Wike, who became a member of Carson’s rotation for the first time as a senior, is a young man blessed with patience. He allowed four singles, walked one and struck out five. He threw 83 pitches, 53 for strikes.
“Honestly, he really wasn’t unusually good tonight,” Alewine said. “He was just himself. He threw strikes, he located, he kept them off-balance. That’s what Deacon does.”
When Barringer destroyed a pitch deep into the night to start the bottom of the sixth, he owned a two-homer game. It was 9-0.
“I was running hard to first base, and I heard (first base coach) Brett Mulkey say, ‘Attaway!’ and that’s when I knew it was gone,” Barringer said.
The inning continued.

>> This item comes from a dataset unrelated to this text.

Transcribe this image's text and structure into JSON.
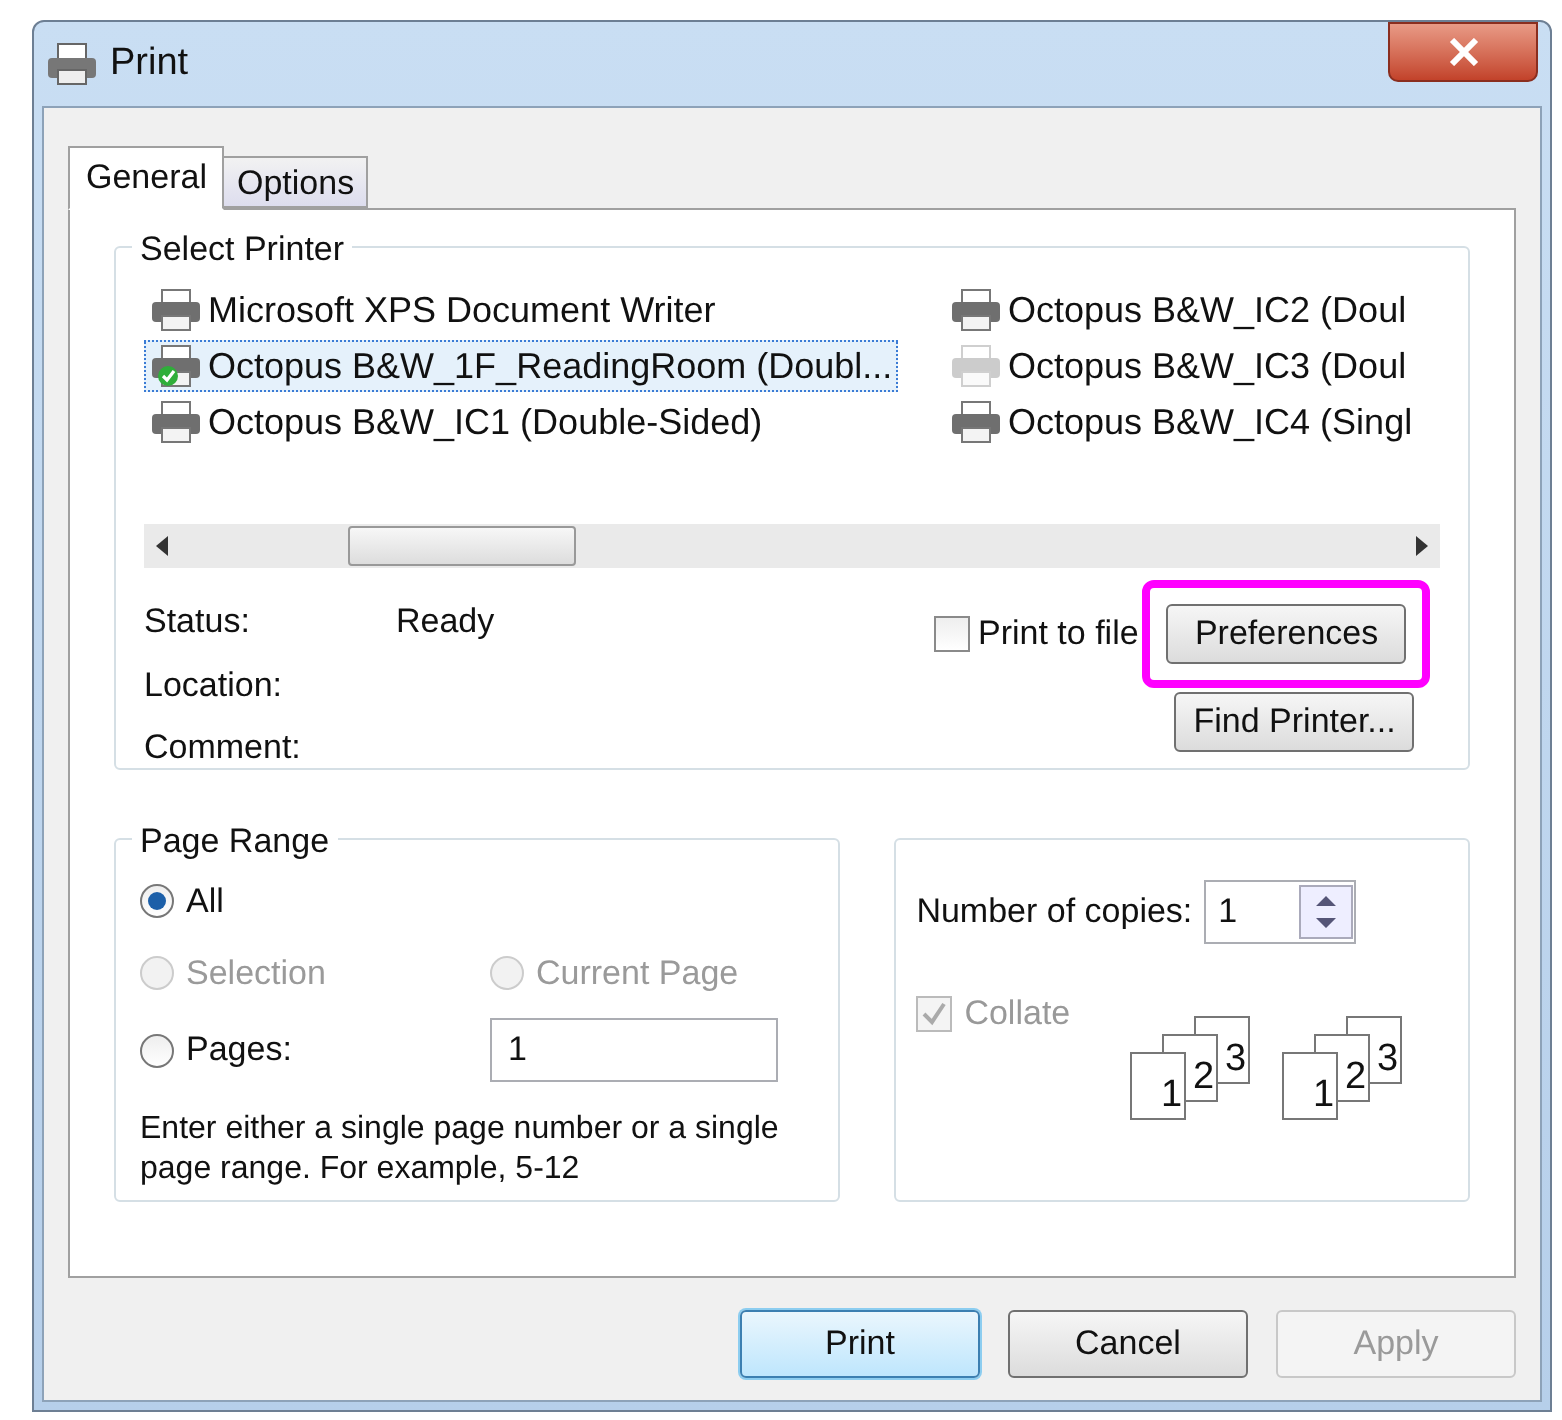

Roberts eventually drilled a hit to score C.P. Pyle with the game-ending run.
“Roberts really likes to play, but he hasn’t gotten to bat that much,” Barringer said. “Everyone was really happy for him.”
While Hales. a Coker signee, and Barringer combined for seven hits in eight trips to the plate at the top of the lineup, Driver had two hits out of the No. 8 spot. Four more Cougars chipped in with a hit apiece.
Barringer bumped his RBI total for the season to 34.
“Tonight was a chance to make history — and that’s what we did,” Hales said.
Cauble, who logged his 379th head-coaching win in Rowan County, knows the history. He’s been around for a lot of it. He was an assistant coach on the Jeff Safrit-directed powerhouse at East Rowan that went 29-1 and stormed to the 1995 3A title. Cauble was the head coach of the terrific 2004 West Rowan team that went 29-5 but lost in three games in the 2004 3A state championship series at N.C. State to West Brunswick.
Now Cauble’s current team, with no Division I players, but with a lot of cohesion, is close to moving into the company of those legendary squads, both in terms of total wins and in terms of playoff success.
“Pitching and defense are the fortes of this team, but most of this season we haven’t hit with the kind of power that Jeff’s East team did or my West team did,” Cauble said. “But tonight, our guys reminded me of those teams a little bit. We swung the bats to go with our pitching and defense, and we made some history. The important thing for us to keep in mind now is that this isn’t the end of the road. There are more games to come, there’s a lot more we can do, and there are going to be some dogfights.”
The regional championship series is best-of-three. As the higher seed, Carson will be at home for Game 1 on Tuesday and will play on the road at Marvin Ridge, a familiar nemesis, in Game 2, probably on Thursday. If Game 3 is necessary, it would be played next weekend at Carson. Cauble wasn’t sure yet if that would be on Friday or Saturday.
North Gaston 000 000 — 0 4 4
Carson 134 002 — 10 13 0
W — Wike (9-1). L — J. Osio.
HR — Carson: Barringer 2 (6).
Leading hitters — Carson: Barringer 4-for-4, 4 RBIs; Hales 3-for-4, 2 RBIs; Driver 2-for-3.